CSEM and Seismic Monitoring Studies of Deep Low-Enthalpy Reservoirs

Abstract

Achieving net zero in greenhouse gases emissions attributed to human activities depends on the transition to renewable energy resources. Low-enthalpy geothermal systems, characterized by their widespread geographical distribution and suitability for direct heating applications, represent a promising alternative to fossil fuels. However, maintaining the long-term efficiency and economic viability of such geothermal reservoirs requires the development of new methods to monitor subtle variations in their properties, particularly those induced by temperature changes during energy extraction and reinjection.
This thesis evaluates the feasibility and advances the methodology of two key geophysical approaches for reservoir monitoring: the controlled-source electromagnetic (CSEM) method and the full waveform inversion (FWI) of seismic data. The research is grounded in two study areas: the Delft campus geothermal project in the Netherlands and the Munich geothermal project in Germany.
A feasibility study of CSEM monitoring was carried out on the Delft site to assess its sensitivity to subtle resistivity variations corresponding to temperature changes in the reservoir. Surface-to-borehole CSEM survey configuration was modeled to optimize source frequency and offset, with results demonstrating the detectability of a 4 Ω・m resistivity increase calculated for a 25 ◦C temperature drop in the Delft Sandstone reservoir. The study systematically analyzed the impacts of environmental disturbances—random noise, repeatability errors, seasonal near-surface temperature fluctuations, and the presence of steel-cased wells—on the performance of CSEM monitoring data. It was shown that a careful survey design and adequate source parameters allow CSEM monitoring, which is robust against most undesired effects, although steel casings require careful consideration due to their strong field attenuation within a radius of 100 m for a frequency of 1 Hz.
For high-resolution seismic characterization, the thesis develops and validates a novel sequential FWI approach for reconstructing high-resolution models of P-wave velocity and impedance from vertical seismic profiling (VSP) data. The method incorporates traveltime tomography for starting models and introduces a temporal phase resemblance step to improve convergence and mitigate phase error propagation in impedance inversion. Inversion experiments of synthetic data demonstrate that this approach enables the detection of impedance variations greater than 2 %, directly linked to temperature-driven reservoir changes. Field application to baseline VSP data at the Munich geothermal site confirms the robustness of the approach.
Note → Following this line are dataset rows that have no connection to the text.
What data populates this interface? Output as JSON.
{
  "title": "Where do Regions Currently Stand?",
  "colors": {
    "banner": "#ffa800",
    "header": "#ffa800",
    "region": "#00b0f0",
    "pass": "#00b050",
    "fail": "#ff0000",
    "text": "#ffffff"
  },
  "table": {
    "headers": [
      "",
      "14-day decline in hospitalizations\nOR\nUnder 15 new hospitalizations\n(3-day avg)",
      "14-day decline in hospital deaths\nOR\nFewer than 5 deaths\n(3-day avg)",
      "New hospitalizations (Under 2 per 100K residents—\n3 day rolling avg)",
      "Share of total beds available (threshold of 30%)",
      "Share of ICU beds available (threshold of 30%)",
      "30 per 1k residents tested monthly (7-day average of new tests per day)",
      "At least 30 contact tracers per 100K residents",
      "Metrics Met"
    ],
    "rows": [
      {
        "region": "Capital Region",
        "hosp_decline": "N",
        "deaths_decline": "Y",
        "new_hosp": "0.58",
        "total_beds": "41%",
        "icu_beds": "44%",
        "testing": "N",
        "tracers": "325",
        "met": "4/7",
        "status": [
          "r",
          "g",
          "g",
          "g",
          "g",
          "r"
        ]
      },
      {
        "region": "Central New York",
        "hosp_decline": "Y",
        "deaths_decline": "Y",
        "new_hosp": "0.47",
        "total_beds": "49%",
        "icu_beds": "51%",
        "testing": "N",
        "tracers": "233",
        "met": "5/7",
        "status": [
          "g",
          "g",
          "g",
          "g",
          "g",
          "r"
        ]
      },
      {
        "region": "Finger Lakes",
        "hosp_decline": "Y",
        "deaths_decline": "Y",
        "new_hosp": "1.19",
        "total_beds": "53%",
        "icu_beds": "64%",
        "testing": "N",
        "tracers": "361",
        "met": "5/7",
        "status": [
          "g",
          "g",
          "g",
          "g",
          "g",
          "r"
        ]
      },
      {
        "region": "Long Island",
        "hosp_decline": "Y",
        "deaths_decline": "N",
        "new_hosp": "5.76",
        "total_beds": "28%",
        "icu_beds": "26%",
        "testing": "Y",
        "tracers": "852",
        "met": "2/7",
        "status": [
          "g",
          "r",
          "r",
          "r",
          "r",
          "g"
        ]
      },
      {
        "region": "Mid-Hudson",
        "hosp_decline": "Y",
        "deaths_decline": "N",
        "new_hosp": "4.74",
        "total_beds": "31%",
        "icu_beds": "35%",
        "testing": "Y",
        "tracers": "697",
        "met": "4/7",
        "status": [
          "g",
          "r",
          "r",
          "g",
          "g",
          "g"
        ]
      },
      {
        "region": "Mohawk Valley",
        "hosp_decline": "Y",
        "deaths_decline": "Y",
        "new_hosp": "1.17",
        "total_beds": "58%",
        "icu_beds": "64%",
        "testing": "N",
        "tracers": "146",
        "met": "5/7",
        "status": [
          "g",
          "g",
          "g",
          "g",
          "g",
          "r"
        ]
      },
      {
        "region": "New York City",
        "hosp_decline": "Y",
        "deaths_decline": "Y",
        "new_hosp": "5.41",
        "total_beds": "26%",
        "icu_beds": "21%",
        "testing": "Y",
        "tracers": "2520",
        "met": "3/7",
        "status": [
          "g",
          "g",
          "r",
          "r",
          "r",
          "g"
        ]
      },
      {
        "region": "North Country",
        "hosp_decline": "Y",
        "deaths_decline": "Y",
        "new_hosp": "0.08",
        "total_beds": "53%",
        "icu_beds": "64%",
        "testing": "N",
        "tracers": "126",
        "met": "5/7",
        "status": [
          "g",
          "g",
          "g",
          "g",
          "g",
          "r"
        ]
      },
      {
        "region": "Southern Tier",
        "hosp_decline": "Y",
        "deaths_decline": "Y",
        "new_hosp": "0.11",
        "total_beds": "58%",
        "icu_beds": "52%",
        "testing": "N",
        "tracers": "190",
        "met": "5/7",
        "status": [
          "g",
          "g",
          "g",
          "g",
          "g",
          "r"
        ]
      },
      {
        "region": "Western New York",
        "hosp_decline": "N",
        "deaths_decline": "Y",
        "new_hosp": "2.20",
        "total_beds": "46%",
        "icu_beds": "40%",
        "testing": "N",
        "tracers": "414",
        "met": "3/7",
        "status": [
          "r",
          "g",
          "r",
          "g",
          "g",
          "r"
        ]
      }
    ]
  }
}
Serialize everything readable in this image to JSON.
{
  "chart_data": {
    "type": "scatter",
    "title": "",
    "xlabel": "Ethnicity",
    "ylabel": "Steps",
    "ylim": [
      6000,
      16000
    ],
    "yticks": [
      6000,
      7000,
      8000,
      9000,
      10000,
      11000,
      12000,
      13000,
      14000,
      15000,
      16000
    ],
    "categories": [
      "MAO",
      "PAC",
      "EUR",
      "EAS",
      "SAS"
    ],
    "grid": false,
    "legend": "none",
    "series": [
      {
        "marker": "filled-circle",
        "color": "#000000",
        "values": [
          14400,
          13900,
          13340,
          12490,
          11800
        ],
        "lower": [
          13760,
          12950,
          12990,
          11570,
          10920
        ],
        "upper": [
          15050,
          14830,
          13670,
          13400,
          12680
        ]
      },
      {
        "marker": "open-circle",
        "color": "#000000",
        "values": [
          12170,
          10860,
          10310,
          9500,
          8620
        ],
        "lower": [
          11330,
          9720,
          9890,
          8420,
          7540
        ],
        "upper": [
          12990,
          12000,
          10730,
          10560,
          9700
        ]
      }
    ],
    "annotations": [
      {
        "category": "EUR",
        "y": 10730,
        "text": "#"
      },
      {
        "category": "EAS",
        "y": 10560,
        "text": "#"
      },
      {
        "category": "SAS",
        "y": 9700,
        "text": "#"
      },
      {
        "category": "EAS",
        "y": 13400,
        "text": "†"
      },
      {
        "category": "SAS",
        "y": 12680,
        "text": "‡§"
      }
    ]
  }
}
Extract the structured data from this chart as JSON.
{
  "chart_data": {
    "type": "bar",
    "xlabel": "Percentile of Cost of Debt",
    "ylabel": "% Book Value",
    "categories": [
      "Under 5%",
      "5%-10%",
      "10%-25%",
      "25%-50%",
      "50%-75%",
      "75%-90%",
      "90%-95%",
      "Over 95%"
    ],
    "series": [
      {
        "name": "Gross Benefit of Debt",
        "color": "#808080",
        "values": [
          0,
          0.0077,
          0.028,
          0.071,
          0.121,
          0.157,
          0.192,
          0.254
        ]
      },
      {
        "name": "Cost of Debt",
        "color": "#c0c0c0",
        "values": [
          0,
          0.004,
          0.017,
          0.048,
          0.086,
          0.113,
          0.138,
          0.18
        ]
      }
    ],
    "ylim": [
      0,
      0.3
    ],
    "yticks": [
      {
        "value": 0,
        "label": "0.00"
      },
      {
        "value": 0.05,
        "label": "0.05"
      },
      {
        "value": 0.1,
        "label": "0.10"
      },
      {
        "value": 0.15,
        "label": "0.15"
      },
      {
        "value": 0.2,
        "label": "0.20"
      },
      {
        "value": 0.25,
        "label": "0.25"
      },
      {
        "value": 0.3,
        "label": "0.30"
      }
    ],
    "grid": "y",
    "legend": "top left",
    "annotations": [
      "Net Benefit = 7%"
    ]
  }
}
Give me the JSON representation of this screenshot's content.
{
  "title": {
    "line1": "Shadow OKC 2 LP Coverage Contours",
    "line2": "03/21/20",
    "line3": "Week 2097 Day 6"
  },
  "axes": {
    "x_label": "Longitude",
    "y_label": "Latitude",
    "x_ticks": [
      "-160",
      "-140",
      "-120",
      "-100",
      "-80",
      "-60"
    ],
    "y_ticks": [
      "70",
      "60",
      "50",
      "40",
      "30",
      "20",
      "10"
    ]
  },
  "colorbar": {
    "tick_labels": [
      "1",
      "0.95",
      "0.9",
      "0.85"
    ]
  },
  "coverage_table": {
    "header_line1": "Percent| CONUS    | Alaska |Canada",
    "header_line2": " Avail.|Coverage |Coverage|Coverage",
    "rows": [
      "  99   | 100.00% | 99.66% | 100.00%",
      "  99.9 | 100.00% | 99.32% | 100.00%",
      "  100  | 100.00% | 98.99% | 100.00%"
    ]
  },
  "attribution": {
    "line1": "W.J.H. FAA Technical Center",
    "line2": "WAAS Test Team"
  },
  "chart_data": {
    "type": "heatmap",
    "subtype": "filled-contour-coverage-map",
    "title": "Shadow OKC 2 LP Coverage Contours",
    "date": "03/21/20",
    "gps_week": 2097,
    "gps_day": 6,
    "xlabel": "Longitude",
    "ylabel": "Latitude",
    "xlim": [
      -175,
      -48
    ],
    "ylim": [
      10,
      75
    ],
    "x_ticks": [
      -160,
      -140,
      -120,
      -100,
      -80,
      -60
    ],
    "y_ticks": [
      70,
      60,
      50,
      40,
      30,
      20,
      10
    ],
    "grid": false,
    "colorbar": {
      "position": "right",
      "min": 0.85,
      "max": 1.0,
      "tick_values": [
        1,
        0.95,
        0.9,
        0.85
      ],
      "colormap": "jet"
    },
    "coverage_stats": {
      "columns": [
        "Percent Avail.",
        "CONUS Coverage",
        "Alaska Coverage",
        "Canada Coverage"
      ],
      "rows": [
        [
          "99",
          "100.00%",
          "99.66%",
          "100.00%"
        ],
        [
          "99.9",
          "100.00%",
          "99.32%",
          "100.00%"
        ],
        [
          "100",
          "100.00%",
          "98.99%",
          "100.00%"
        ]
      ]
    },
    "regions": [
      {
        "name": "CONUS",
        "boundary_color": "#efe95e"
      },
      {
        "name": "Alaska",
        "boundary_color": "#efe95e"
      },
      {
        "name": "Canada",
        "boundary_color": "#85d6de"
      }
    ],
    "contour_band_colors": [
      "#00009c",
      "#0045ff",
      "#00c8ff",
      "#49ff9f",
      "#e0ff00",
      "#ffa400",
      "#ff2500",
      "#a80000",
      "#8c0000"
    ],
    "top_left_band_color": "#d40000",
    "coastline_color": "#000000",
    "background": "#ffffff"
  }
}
A comparative analysis of distributed acoustic sensing (DAS) and conventional geophone-based FWI of P-wave velocity further elucidates the operational benefits and challenges of fiber-optic deployments inside the casing for characterization of geothermal reservoirs.
The results presented in this thesis establish CSEM and advanced seismic FWI as promising and complementary tools for noninvasive monitoring of low-enthalpy geothermal reservoirs. The work concludes with a discussion of current limitations, practical considerations for field deployment, and recommendations for future research.